3) Le plusvalenze realizzate dagli investitori che abbiano affidato la gestione del loro patrimonio finanziario, compresi i certificati, ad un intermediario autorizzato, optando per il cosiddetto “regime del risparmio gestito”, sono incluse nel calcolo del risultato maturato della gestione. Sul risultato annuale di gestione è applicata un’imposta sostitutiva del 26% sulle plusvalenze realizzate dal 1° luglio 2014, che deve essere prelevata dall’intermediario incaricato della gestione. Nel regime del risparmio gestito, eventuali differenziali negativi nel risultato annuale della gestione, possono essere dedotti dagli incrementi di valore registrati nei periodi successivi, non oltre il quarto. Ai fini del regime del risparmio gestito, l’investitore non è tenuto ad indicare i redditi derivanti dalla gestione patrimoniale nella propria dichiarazione dei redditi annuale.

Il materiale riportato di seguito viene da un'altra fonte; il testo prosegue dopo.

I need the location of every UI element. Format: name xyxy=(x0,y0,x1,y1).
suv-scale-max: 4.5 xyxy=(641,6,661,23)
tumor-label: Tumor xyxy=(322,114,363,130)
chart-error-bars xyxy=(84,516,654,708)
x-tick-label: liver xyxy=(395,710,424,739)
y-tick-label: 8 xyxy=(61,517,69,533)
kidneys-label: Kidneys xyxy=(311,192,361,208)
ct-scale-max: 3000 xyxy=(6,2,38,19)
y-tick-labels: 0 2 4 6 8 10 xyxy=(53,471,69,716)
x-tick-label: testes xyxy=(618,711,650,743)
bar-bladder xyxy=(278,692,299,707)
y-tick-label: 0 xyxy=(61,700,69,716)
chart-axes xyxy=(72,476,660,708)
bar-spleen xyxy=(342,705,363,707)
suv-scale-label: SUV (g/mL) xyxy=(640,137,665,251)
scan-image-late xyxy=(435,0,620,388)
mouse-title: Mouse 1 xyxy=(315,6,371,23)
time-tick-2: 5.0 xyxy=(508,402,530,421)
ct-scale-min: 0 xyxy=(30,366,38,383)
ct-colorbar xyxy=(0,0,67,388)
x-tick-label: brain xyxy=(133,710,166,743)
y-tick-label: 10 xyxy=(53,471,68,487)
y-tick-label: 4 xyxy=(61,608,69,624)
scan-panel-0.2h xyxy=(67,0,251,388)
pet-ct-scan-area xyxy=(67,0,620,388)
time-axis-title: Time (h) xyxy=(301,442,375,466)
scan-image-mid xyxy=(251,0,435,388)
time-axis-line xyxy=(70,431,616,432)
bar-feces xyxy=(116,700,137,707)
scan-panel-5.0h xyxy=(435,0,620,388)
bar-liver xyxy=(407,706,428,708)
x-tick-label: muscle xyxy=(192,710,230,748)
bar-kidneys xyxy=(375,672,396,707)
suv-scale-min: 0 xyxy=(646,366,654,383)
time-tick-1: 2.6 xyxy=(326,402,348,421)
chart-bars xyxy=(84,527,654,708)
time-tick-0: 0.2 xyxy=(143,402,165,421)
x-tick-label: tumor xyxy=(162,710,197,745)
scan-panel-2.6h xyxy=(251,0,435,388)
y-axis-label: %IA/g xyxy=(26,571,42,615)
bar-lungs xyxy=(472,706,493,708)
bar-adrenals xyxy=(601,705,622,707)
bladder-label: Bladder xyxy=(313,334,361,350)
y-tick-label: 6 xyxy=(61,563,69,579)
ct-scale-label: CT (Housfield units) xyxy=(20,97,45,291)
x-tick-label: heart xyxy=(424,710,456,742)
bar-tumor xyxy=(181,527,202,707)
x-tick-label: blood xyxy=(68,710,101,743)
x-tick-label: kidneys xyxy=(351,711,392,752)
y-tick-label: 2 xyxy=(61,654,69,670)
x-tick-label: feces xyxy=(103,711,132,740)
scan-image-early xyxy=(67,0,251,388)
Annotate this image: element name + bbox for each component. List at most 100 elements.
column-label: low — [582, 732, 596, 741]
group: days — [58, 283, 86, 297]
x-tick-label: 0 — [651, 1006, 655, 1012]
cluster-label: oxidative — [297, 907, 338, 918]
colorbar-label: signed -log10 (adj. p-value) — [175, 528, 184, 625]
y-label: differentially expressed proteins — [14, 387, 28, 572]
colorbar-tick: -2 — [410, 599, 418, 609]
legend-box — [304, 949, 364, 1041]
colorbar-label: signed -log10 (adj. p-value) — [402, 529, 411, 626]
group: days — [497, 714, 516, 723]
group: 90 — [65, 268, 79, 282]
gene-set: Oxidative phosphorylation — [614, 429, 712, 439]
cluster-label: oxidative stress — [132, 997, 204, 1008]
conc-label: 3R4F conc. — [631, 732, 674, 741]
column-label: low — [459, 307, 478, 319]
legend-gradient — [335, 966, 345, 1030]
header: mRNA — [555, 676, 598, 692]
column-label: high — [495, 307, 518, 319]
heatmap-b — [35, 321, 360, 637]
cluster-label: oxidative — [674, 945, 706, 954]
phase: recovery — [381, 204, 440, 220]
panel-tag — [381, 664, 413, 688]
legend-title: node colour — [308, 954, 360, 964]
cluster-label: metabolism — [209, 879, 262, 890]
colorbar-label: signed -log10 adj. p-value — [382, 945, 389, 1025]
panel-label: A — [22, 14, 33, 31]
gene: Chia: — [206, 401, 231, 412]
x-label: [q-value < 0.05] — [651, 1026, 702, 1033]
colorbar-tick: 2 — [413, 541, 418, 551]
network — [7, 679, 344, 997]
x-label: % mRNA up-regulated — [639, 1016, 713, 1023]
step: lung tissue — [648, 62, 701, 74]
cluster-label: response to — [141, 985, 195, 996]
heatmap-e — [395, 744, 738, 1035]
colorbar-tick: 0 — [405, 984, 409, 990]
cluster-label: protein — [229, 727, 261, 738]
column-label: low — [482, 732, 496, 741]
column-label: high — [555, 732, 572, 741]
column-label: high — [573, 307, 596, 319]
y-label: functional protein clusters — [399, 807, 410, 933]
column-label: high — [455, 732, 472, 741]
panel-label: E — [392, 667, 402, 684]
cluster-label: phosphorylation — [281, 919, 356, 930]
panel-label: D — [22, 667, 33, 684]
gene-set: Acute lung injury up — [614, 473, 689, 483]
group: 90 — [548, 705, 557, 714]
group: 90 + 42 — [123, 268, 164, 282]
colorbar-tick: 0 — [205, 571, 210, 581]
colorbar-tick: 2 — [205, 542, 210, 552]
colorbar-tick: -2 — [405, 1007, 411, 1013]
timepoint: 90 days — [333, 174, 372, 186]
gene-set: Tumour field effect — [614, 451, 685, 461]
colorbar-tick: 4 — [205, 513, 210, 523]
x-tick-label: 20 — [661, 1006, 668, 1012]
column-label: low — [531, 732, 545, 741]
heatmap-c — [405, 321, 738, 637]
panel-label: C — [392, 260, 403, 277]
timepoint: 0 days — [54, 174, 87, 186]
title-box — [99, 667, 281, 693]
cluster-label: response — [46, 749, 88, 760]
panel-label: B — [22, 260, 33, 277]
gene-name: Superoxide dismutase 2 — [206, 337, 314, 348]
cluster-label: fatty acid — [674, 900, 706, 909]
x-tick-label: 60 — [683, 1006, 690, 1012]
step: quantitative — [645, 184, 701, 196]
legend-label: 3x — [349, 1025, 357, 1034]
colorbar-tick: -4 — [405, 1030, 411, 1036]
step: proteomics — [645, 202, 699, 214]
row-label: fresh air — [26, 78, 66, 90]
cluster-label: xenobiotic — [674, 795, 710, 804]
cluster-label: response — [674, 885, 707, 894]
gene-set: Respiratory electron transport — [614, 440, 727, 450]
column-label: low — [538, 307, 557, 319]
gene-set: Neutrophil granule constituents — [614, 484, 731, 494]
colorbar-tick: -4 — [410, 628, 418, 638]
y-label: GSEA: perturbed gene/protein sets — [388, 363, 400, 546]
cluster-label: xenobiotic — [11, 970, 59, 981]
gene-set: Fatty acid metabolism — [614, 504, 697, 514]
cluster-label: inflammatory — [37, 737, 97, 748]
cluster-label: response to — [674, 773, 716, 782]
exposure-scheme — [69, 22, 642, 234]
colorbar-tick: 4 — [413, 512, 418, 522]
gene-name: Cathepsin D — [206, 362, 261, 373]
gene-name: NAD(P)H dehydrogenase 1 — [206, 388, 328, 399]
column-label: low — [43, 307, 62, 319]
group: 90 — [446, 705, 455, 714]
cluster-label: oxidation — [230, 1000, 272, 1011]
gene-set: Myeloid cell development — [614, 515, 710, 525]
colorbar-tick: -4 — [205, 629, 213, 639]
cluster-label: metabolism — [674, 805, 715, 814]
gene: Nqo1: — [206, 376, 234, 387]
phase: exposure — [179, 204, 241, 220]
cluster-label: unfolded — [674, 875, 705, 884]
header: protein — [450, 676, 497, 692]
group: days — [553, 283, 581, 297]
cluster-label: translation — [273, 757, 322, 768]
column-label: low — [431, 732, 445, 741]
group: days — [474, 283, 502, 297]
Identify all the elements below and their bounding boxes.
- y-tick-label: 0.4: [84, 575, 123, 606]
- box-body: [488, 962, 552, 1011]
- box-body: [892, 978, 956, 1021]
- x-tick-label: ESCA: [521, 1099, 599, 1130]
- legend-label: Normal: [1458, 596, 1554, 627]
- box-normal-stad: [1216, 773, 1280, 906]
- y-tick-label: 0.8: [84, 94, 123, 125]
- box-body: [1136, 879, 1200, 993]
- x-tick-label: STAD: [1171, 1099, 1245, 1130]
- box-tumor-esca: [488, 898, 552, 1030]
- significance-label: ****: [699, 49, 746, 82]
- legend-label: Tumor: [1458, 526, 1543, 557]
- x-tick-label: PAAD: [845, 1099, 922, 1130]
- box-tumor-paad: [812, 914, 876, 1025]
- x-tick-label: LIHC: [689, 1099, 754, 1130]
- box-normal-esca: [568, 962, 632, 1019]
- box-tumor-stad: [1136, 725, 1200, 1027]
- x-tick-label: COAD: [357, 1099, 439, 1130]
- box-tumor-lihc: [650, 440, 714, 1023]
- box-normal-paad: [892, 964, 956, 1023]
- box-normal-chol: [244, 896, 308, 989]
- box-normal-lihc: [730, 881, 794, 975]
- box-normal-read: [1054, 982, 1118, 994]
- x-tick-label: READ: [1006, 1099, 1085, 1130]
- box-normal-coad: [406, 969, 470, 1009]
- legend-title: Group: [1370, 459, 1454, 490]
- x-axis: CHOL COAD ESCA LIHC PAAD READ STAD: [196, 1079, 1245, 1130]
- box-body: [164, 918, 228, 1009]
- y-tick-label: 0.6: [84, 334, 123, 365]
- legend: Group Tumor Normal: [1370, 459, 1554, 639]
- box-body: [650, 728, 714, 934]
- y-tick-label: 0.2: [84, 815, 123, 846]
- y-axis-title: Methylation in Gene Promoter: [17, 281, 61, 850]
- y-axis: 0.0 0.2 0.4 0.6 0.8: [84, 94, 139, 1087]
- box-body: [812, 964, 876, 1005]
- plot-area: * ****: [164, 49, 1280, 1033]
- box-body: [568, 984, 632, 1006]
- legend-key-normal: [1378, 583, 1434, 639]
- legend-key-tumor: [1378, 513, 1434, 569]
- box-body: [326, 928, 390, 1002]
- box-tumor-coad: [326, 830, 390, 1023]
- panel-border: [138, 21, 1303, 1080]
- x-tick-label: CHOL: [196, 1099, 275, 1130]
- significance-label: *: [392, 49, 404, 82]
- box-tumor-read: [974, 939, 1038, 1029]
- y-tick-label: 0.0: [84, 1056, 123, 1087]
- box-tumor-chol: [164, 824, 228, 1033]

Quando, infine, l’investitore italiano è una società o un ente commerciale, o una stabile organizzazione in Italia di un soggetto non residente alla quale i certificati siano connessi, le plusvalenze derivanti dagli stessi strumenti non sono soggette ad imposta sostitutiva, ma devono concorrere a determinare il reddito imponibile dell’investitore ai fini IRES.